Yes, this is true. This is, in fact, a necessary feature of any positional system of representing the real numbers. Permit me to explain: suppose that we wish to invent some relation mapping real numbers onto strings of symbols selected from a finite alphabet, with the property that these strings can be lexicographically totally ordered and that this ordering correspond to the order of the real numbers (that is, if S1 and S2 are strings corresponding to real numbers R1 and R2, then S1 ≤ S2 implies R1 ≤ R2 and S1 ≥ S2 implies R1 ≥ R2). Suppose also that we wish every real number to be representable by at least one such string. We can immediately conclude two things: first, that we must allow for strings of infinite length, since the set of finite-length strings is countable and the set of reals isn't. And second, that given any pair of strings A and B such that A and B agree up to the nth position, A_n is the symbol that comes immediately after B_n, every element of A after the nth is the symbol considered lowest in the ordering, and every element of B after the nth is the symbol considered highest in the ordering, then either at least one of A or B is an invalid string, or else A and B correspond to the same real number.

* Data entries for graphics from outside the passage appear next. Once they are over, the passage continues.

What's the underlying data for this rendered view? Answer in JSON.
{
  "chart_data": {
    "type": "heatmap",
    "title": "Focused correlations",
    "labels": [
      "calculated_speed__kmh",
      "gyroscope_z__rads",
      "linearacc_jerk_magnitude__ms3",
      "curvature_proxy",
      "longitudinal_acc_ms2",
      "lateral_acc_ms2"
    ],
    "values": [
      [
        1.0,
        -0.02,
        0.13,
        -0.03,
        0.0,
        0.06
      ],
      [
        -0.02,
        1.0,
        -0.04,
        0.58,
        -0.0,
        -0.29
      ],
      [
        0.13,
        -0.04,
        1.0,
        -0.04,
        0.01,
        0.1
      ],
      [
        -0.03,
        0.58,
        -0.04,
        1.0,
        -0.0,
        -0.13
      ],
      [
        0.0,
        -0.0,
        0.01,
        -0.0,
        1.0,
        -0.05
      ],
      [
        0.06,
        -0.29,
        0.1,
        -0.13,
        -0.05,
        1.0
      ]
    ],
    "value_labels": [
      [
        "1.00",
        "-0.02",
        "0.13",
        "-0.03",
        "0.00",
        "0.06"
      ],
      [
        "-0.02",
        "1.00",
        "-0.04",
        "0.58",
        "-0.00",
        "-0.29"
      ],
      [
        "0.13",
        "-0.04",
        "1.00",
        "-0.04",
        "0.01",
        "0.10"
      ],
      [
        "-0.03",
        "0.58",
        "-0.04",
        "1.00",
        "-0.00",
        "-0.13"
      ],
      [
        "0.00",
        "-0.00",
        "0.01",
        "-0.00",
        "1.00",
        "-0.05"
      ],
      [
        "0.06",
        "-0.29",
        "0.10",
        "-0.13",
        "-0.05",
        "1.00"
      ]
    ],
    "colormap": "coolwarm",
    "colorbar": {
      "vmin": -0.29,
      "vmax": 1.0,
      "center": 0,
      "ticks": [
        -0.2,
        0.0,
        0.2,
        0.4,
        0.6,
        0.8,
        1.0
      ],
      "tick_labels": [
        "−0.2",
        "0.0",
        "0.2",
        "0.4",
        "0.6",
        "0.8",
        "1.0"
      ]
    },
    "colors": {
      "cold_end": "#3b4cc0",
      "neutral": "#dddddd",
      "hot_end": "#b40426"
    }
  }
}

Since the second conclusion may not be immediately obvious, permit me to prove it for you: suppose the contrary - that A and B correspond to real numbers a and b such that a≠b. Since the reals are dense, there exists a third number c such that a > c > b. Since every real number is mapped to at least one string, c must have some string representing it. It cannot be mapped to any string ≥ A, because that would imply that c ≥ A, which is false. Similarly, it cannot be mapped to any string ≤ B. Therefore it must be mapped to a new string C such that A > C > B. However, any string that differs from B only in positions after the nth would be strictly less than B, so this means that the nth position at least must be changed. The smallest change to this would be to have the nth position be the symbol that comes immediately after B_n, and then have every element thereafter be minimal. But this is string A, and we already established that C ≠ A. Therefore it is impossible to find C such that A > C > B, and our initial assumption, that A and B map to distinct real numbers, is false. Q.E.D.
Now, relating this to the decimal system, we can consider the decimal mapping of real numbers as the subset of strings from the alphabet {0, 1, 2, 3, 4, 5, 6, 7, 8, 9} that are infinite in both directions, such that at most finitely many of the elements in negative positions are nonzero (okay, technically this only is only a mapping of the nonnegative reals, since to indicate a negative number we must use the symbol '-' which doesn't appear in this alphabet, but that doesn't affect the basic properties of the theorem). By convention, we don't actually write any of the infinite prefix of zeros, or any of the infinite suffix of zeros where one exists, preferring instead to have the decimal simply terminate. The zero position may be considered to the the one to the immediate left of the decimal point. The decimals can represent any real number (they are designed to), and are also designed so that the order of the reals does correspond to the order of the decimal expansions (we wouldn't bother using them otherwise). Therefore, by this theorem, at least one of the following MUST be true:
a) 1.00000... is an invalid decimal expansion
b) 0.99999... is an invalid decimal expansion
c) 0.99999... = 1
a is, I think you will agree, completely absurd, since 1 was around long before we thought to make infinite decimal expansions. b is possibly sensible, although it does pose some problems for anyone attempting to find the decimal expansion of a*b by formally multiplying the decimal expansions of a and b (suppose we wished to find 9*1/9 from the decimal expansions of 9 and 1/9 respectively - quite the conundrum, as 9 * .11111... = .999999..., which wouldn't be a valid result). Therefore, mathematicians have decided that usefulness and consistency are best preserved by allowing them both to be valid decimal expansions, which means that we are forced, by the above theorem, to have .99999... equal 1. And in a similar fashion: 2.999999.... = 3, 1.482799999... = 1.4828, 754999.9999... = 755000, and so on. Every decimal expansion that terminates has another equivalent decimal expansion that ends in an infinite series of nines. And this is true in any base - for instance, in binary, 1/4 has the expansions 0.01 and 0.001111111... . Also, it can be shown that ONLY the numbers with terminating expansions have multiple decimal expansions.
You will see a lot of proofs, most of them valid, relating .9999... to 1 by a series of arithmetical operations (such as the 1*1/9 above), or perhaps by recasting them in terms of infinite series. The purpose of the above is to show you that the issue is more fundamental than that, and you really can't have anything like the decimal system without at least a few redundant expansions.
- Pascal